Hicks knew his location wouldn’t do. The tree wasn’t big enough, and on her return to the path the beam of light would be directly at him. The best course was to cross the bridge. He moved cautiously, and was about to step on the bridge when suddenly he whirled around.
It could not have been a sound that alarmed him, above the commotion the brook was making, but something did, for he whirled completely around before the blow fell. He saw something moving, right there at him, and then he went down.
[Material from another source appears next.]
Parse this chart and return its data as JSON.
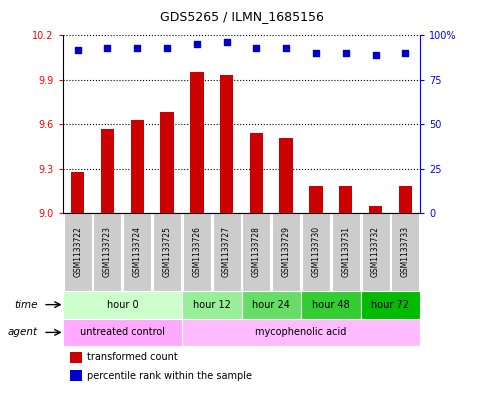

A blow on the side of the head with a thick club could, certainly, kill a man; at the least it might be expected to crack his skull. But to an owl on a limb the nocturnal tableau there in the somber woods, in the instant following Hicks’s cropper, would have seemed much closer to the burlesque than to tragedy. There was no outcry, even from the girl in thin summer pajamas who stood on a rock manipulating a flashlight. Its quivering beam spotted first a man who from his position might have been saying his prayers, and then another man with his features contorted in an expression of desperate resolve, gripping in his uplifted hand the shattered remnant of a rotted piece of sapling. And as though not to spoil it for the owl by giving it a gravity it did not deserve, the girl called sharply:
“George! Behave yourself!”
Hicks, on his feet again, was momentarily stunned not by the puny blow which had caught him off balance but by surprise. If, as he went down, he had found leisure to guess at the identity of his assailant, certainly the last on the list would have been George Cooper.
Cooper’s uplifted hand slowly came down and the remnant of his club dropped from his fingers. The light swung away from him back to Hicks.
“Have you gone crazy too?” Heather demanded shrilly.
“I’m not crazy,” Cooper said in the tone of a scolded boy denying that his hands were dirty. The tone suddenly changed: “You! You keep away from her!”
Hicks, stepping over stony uneven ground in the dark, paid no attention to him. Heather, in her pajamas, was a pillar of white. Reaching it, Hicks demanded gruffly:
“Let me have that light.”
“I’ll keep the light,” she said determinedly. “I’d like to know—”
“So would I,” Hicks declared. “What’s more, I’m going to.” He snatched the light from her fingers and walked into the brook.
That is, he got one foot in, before she grabbed him. It was not precisely an attack; she didn’t hit or kick or scratch; but she got his coat with both hands and pulled so violently that, with his insecure footing, they nearly went over in a heap.